Seit Sommer 2007 bin ich ein „Adobe-Refugee“, denn nach einigen Monaten habe ich Lightroom (damals in der Version 1,0) als für meine Zwecke untauglich befunden und arbeite seitdem mit einer Reihe anderer RAW-Konverter.
(FUJIFILM X100VI mit Built-In Lens @23.0mm, 1/100s, f/5.6 und ISO800)
Daher kann ich die Änderungen an den Abo-Modellen von Adobe entspannt aus der Ferne betrachten, da sie mich nicht direkt betreffen. Nun hat vor ein paar Wochen ein Mitglied einer Fotogruppe die Frage gestellt, wie es denn mit kostenlosen RAW-Konvertern (Open Source) generell aussieht, sprich: Taugen die was und kann man die verwenden? Ich will diese Frage nicht als Öffnung der Büchse der Pandora bezeichnen, aber sie hat eine Reihe von Überlegungen in Gang gesetzt, die zu einem Test und vielleicht auch mehr führen werden.

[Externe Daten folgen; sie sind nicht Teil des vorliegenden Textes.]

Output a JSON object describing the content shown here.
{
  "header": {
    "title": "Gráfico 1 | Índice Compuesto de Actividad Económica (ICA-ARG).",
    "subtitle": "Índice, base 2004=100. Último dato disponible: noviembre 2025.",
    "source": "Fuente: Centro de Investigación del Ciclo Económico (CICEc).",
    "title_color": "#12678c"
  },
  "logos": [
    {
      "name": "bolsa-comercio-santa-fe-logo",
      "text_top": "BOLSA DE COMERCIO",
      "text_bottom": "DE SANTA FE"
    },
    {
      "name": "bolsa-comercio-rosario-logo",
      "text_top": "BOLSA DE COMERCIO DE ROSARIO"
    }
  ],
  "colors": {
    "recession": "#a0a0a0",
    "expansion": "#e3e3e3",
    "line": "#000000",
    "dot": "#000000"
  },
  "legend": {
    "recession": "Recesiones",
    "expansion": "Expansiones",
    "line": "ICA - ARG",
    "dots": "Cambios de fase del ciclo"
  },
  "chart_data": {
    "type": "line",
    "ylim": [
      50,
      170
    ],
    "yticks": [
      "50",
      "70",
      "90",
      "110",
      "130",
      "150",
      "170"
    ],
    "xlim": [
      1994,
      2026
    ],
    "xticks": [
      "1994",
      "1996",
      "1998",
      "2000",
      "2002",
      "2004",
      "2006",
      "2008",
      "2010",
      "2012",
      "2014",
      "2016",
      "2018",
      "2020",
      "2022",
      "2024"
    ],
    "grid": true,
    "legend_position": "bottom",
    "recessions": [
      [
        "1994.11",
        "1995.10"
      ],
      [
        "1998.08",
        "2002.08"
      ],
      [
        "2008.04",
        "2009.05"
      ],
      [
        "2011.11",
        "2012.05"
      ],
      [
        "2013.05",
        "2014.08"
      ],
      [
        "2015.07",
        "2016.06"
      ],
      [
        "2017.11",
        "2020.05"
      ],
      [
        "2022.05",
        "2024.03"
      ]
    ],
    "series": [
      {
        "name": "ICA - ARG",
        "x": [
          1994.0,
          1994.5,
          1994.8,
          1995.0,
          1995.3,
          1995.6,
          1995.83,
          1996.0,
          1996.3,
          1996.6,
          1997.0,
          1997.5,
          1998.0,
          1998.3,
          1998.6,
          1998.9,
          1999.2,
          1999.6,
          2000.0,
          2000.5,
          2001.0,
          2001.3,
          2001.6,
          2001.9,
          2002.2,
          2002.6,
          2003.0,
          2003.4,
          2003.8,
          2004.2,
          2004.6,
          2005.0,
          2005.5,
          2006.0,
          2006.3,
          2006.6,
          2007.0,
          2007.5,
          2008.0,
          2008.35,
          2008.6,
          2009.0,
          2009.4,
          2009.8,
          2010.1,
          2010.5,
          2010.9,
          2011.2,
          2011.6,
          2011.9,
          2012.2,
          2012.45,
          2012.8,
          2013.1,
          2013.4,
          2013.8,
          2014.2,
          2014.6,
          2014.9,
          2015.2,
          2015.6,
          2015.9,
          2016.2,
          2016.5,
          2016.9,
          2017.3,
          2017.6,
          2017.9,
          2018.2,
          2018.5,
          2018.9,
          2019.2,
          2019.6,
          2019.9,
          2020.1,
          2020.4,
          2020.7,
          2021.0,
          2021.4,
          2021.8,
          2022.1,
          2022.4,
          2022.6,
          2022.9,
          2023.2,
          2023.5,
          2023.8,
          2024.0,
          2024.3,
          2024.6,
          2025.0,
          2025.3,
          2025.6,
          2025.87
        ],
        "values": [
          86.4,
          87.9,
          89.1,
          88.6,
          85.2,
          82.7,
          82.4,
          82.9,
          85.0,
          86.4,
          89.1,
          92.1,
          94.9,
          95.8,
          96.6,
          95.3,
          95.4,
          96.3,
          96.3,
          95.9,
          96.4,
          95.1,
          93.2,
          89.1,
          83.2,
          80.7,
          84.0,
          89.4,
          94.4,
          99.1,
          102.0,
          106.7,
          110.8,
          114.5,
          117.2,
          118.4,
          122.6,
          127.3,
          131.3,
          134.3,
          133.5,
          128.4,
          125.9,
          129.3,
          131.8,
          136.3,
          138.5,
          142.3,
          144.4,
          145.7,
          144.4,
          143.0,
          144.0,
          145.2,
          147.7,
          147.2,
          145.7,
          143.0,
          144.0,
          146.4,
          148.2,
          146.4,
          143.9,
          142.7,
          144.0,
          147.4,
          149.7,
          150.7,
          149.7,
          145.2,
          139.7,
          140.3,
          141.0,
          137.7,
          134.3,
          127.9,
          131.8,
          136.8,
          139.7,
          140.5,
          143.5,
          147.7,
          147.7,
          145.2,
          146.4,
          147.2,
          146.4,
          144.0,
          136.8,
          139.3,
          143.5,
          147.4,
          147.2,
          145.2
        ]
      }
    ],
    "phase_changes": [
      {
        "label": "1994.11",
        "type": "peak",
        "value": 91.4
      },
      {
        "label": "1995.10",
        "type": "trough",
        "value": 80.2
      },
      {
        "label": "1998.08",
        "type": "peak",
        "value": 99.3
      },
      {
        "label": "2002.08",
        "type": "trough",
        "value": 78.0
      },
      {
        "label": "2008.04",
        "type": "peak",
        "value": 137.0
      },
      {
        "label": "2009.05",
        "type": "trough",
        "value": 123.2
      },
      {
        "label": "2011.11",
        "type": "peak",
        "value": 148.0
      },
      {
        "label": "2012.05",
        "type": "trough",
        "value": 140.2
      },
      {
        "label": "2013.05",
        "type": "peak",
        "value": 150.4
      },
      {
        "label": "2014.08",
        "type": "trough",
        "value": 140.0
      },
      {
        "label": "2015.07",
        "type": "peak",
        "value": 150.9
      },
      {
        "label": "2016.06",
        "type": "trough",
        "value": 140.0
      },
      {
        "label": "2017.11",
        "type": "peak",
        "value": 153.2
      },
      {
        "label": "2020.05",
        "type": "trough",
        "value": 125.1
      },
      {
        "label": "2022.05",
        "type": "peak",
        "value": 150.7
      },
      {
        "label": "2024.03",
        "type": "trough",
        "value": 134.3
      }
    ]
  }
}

Meine Überlegung war nämlich: Wenn ich schon RAW-Konverter aus der Open Source-Welt betrachte, wie sieht es denn generell mit der digitalen Souveränität aus? Nicht nur Adobe ist eine Firma mit Sitz in den USA. Auch mein primärer RAW-Konverter (ON1 Photo RAW) stammt von dort. Skylum, der Hersteller von Luminar, gibt als Firmensitz Bellevue im Bundesstaat Washington an. DxO hat seinen Sitz in Frankreich und die Software ist von einem hakeligen Aktivierungsmechanismus abhängig. Capture One A/S sitzt in Dänemark – um hier noch zwei Alternativen aus der EU zu nennen. Bei der Frage ging es aber explizit um Alternativen aus dem Open Source-Bereich und mein Addendum war dann die generelle Frage nach digitaler Souveränität.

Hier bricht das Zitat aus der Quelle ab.